Wednesday, October 19, 2011

Barriers to a good death

Yes, I've seen a few. And while the system isn't 'broken', there are barriers to having a good death.
The primary one being having money, and a patient navigator.
The next is that healthcare only works well five days a week. Truly. This barrier is a brick wall on weekends.
What makes a good death?
  • Communication between agencies, continuity of care, PSWs who smile, comfort measure, compassion, nurses who go beyond the call of duty, physicians who make house calls, adequate pain management, physicians who understand geriatrics, treatment plans, care plans that work, palliative pain management nurses, a functional family, respite for family caregivers, friends who know what to say or do.
What are the barriers?
  • Disrespect between healthcare professionals, nurse bullying, nurses who state "This isn't my job", physician ignorance, physician abandonment ("I'll prescribe pain medication, but I'm not going to do anything else."), infected wounds, pros ignoring the signs of pain, PSWs who won't speak to the powers-that-be.
One simple barrier is home care that sends one personal support worker (PSW) at a time to a client, who is a two-person lift. In some situations they can roll the patient, but if you are already in pain, upset with being woken up to be turned every two hours, you get grouchy. Who blames them?
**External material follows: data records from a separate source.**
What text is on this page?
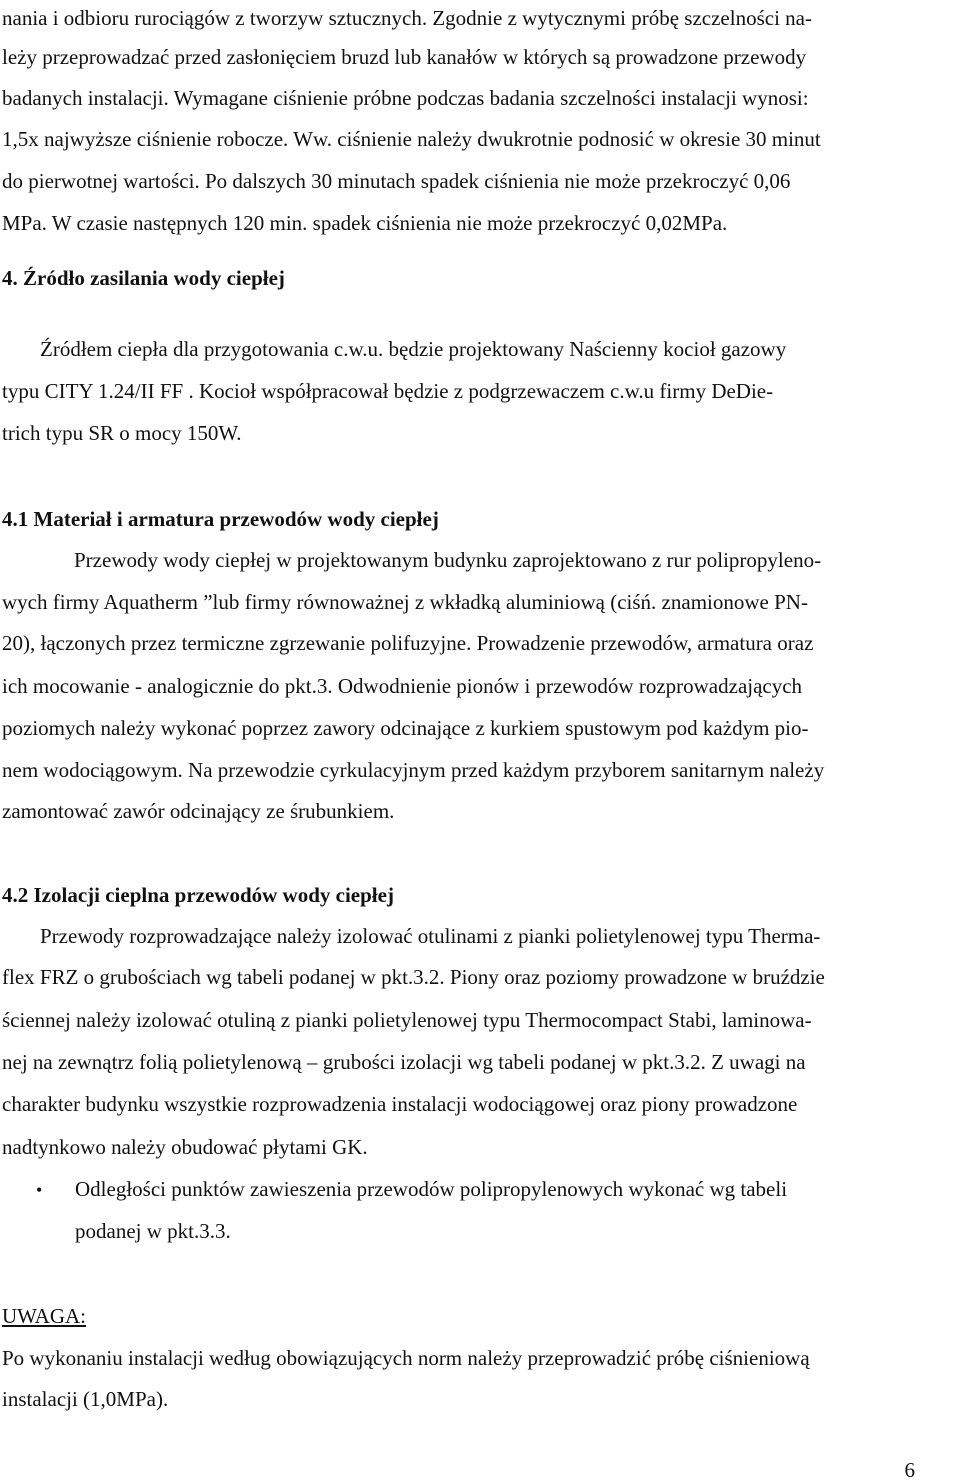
nania i odbioru rurociągów z tworzyw sztucznych. Zgodnie z wytycznymi próbę szczelności na-
leży przeprowadzać przed zasłonięciem bruzd lub kanałów w których są prowadzone przewody
badanych instalacji. Wymagane ciśnienie próbne podczas badania szczelności instalacji wynosi:
1,5x najwyższe ciśnienie robocze. Ww. ciśnienie należy dwukrotnie podnosić w okresie 30 minut
do pierwotnej wartości. Po dalszych 30 minutach spadek ciśnienia nie może przekroczyć 0,06
MPa. W czasie następnych 120 min. spadek ciśnienia nie może przekroczyć 0,02MPa.
4. Źródło zasilania wody ciepłej
Źródłem ciepła dla przygotowania c.w.u. będzie projektowany Naścienny kocioł gazowy
typu CITY 1.24/II FF . Kocioł współpracował będzie z podgrzewaczem c.w.u firmy DeDie-
trich typu SR o mocy 150W.
4.1 Materiał i armatura przewodów wody ciepłej
Przewody wody ciepłej w projektowanym budynku zaprojektowano z rur polipropyleno-
wych firmy Aquatherm ”lub firmy równoważnej z wkładką aluminiową (ciśń. znamionowe PN-
20), łączonych przez termiczne zgrzewanie polifuzyjne. Prowadzenie przewodów, armatura oraz
ich mocowanie - analogicznie do pkt.3. Odwodnienie pionów i przewodów rozprowadzających
poziomych należy wykonać poprzez zawory odcinające z kurkiem spustowym pod każdym pio-
nem wodociągowym. Na przewodzie cyrkulacyjnym przed każdym przyborem sanitarnym należy
zamontować zawór odcinający ze śrubunkiem.
4.2 Izolacji cieplna przewodów wody ciepłej
Przewody rozprowadzające należy izolować otulinami z pianki polietylenowej typu Therma-
flex FRZ o grubościach wg tabeli podanej w pkt.3.2. Piony oraz poziomy prowadzone w bruździe
ściennej należy izolować otuliną z pianki polietylenowej typu Thermocompact Stabi, laminowa-
nej na zewnątrz folią polietylenową – grubości izolacji wg tabeli podanej w pkt.3.2. Z uwagi na
charakter budynku wszystkie rozprowadzenia instalacji wodociągowej oraz piony prowadzone
nadtynkowo należy obudować płytami GK.
• Odległości punktów zawieszenia przewodów polipropylenowych wykonać wg tabeli
podanej w pkt.3.3.
UWAGA:
Po wykonaniu instalacji według obowiązujących norm należy przeprowadzić próbę ciśnieniową
instalacji (1,0MPa).
6
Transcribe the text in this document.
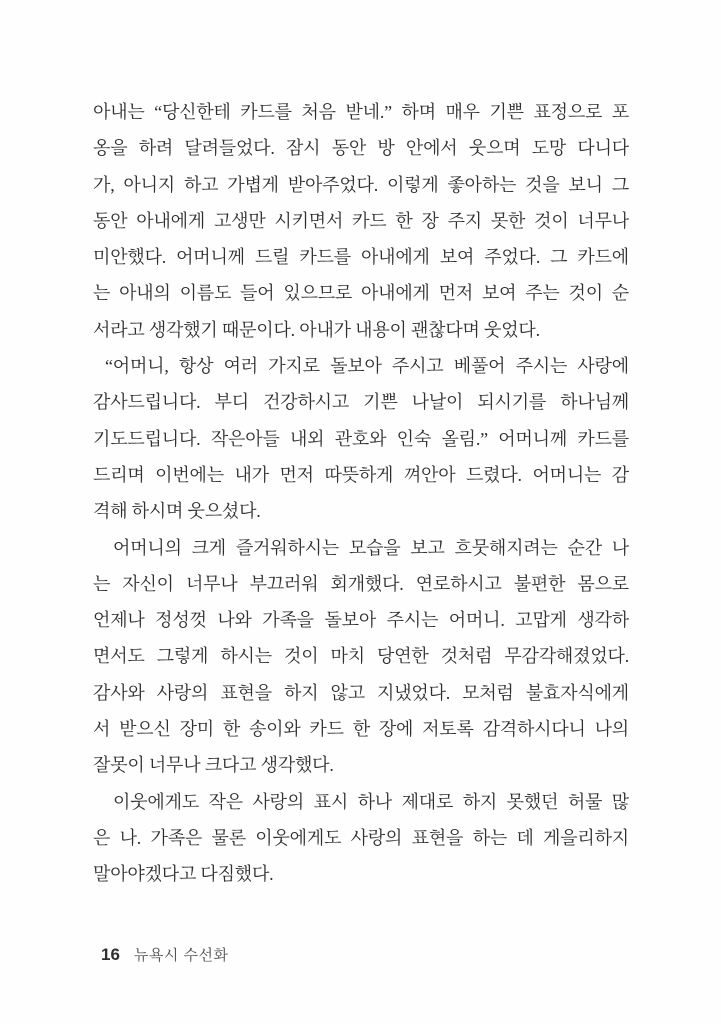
아내는 “당신한테 카드를 처음 받네.” 하며 매우 기쁜 표정으로 포
옹을 하려 달려들었다. 잠시 동안 방 안에서 웃으며 도망 다니다
가, 아니지 하고 가볍게 받아주었다. 이렇게 좋아하는 것을 보니 그
동안 아내에게 고생만 시키면서 카드 한 장 주지 못한 것이 너무나
미안했다. 어머니께 드릴 카드를 아내에게 보여 주었다. 그 카드에
는 아내의 이름도 들어 있으므로 아내에게 먼저 보여 주는 것이 순
서라고 생각했기 때문이다. 아내가 내용이 괜찮다며 웃었다.
“어머니, 항상 여러 가지로 돌보아 주시고 베풀어 주시는 사랑에
감사드립니다. 부디 건강하시고 기쁜 나날이 되시기를 하나님께
기도드립니다. 작은아들 내외 관호와 인숙 올림.” 어머니께 카드를
드리며 이번에는 내가 먼저 따뜻하게 껴안아 드렸다. 어머니는 감
격해 하시며 웃으셨다.
어머니의 크게 즐거워하시는 모습을 보고 흐뭇해지려는 순간 나
는 자신이 너무나 부끄러워 회개했다. 연로하시고 불편한 몸으로
언제나 정성껏 나와 가족을 돌보아 주시는 어머니. 고맙게 생각하
면서도 그렇게 하시는 것이 마치 당연한 것처럼 무감각해졌었다.
감사와 사랑의 표현을 하지 않고 지냈었다. 모처럼 불효자식에게
서 받으신 장미 한 송이와 카드 한 장에 저토록 감격하시다니 나의
잘못이 너무나 크다고 생각했다.
이웃에게도 작은 사랑의 표시 하나 제대로 하지 못했던 허물 많
은 나. 가족은 물론 이웃에게도 사랑의 표현을 하는 데 게을리하지
말아야겠다고 다짐했다.
16 뉴욕시 수선화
Another barrier? Transfer Payment Agencies who are unable to communicate effectively, e.g., Bayshore health who sends a nurse, Red Cross who send a PSW). Not that they are NOT doing their jobs, but they don't seem to communicate with one another. There are no case conferences. I tried having one for my Dad, but the doctor had to go to an accreditation meeting for the hospital. He was very hard to reach.
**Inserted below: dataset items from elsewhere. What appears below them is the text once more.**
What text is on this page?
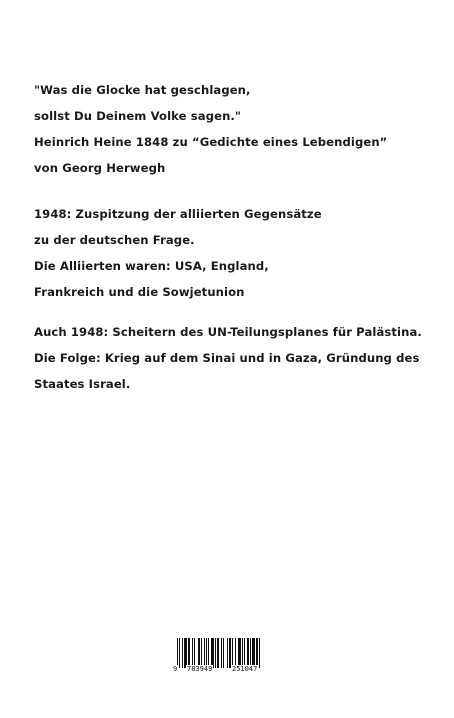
"Was die Glocke hat geschlagen,
sollst Du Deinem Volke sagen."
Heinrich Heine 1848 zu “Gedichte eines Lebendigen”
von Georg Herwegh
1948: Zuspitzung der alliierten Gegensätze
zu der deutschen Frage.
Die Alliierten waren: USA, England,
Frankreich und die Sowjetunion
Auch 1948: Scheitern des UN-Teilungsplanes für Palästina.
Die Folge: Krieg auf dem Sinai und in Gaza, Gründung des
Staates Israel.
9 783949	251047
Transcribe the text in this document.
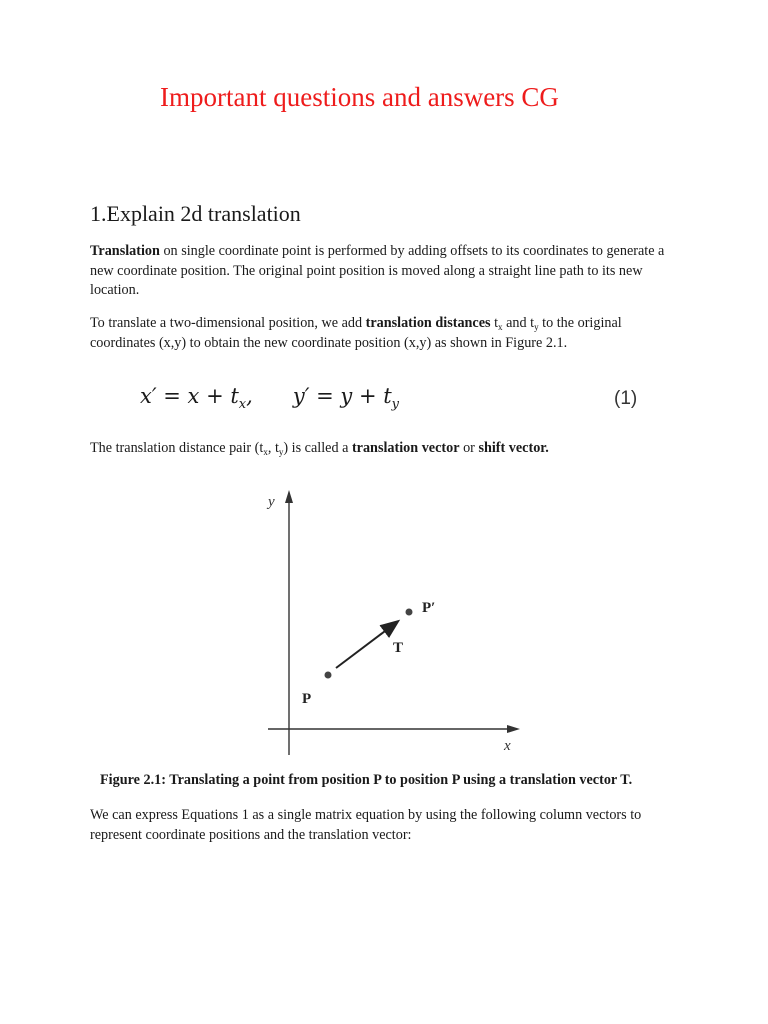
Important questions and answers CG
1.Explain 2d translation

Translation on single coordinate point is performed by adding offsets to its coordinates to generate a new coordinate position. The original point position is moved along a straight line path to its new location.

To translate a two-dimensional position, we add translation distances $t_x$ and $t_y$ to the original coordinates (x,y) to obtain the new coordinate position (x,y) as shown in Figure 2.1.

$x' = x + t_x$, $y' = y + t_y$	(1)

The translation distance pair ($t_x$, $t_y$) is called a translation vector or shift vector.

y
x
P
P′
T

Figure 2.1: Translating a point from position P to position P using a translation vector T.

We can express Equations 1 as a single matrix equation by using the following column vectors to represent coordinate positions and the translation vector:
And while we know there is disrespect between doctors and nurses, imagine the disrespect that occurs between nurses and PSWs! Job descriptions are very specific these days.

Now, the nurse talks to the doctor, after seeing the patient, and requests that the doctor send order for, say, morphine. Every palliative client in pain sees morphine as their friend. The doctor doesn't return calls, isn't available, isn't at the [insert one: office, clinic, hospital] ______ and staff won't take a message. This isn't uncommon, either. I fought 3 days to get morphine for my dad. It took a pharmacist who counselled me at a break during choir practice. Fight for your dad, he said.

Since GPs may not be a pain specialist, or isn't familiar with the case, or hasn't treated this particular condition before, or hasn't done a house call in weeks, s/he may have no idea what is what in the home. Some see this nurse as interfering with the doctor doing their job, and won't put the patients needs upppermost.

Friends have written extensively about the competition between healthcare pros: doctors and nurses, as well as nurse practitioners (NP) and physician assistants (PA).
In a hospital, LTC or larger center, the behaviour is there for all to see. Nurses Behaving Badly, or Nurse attitudes, for example.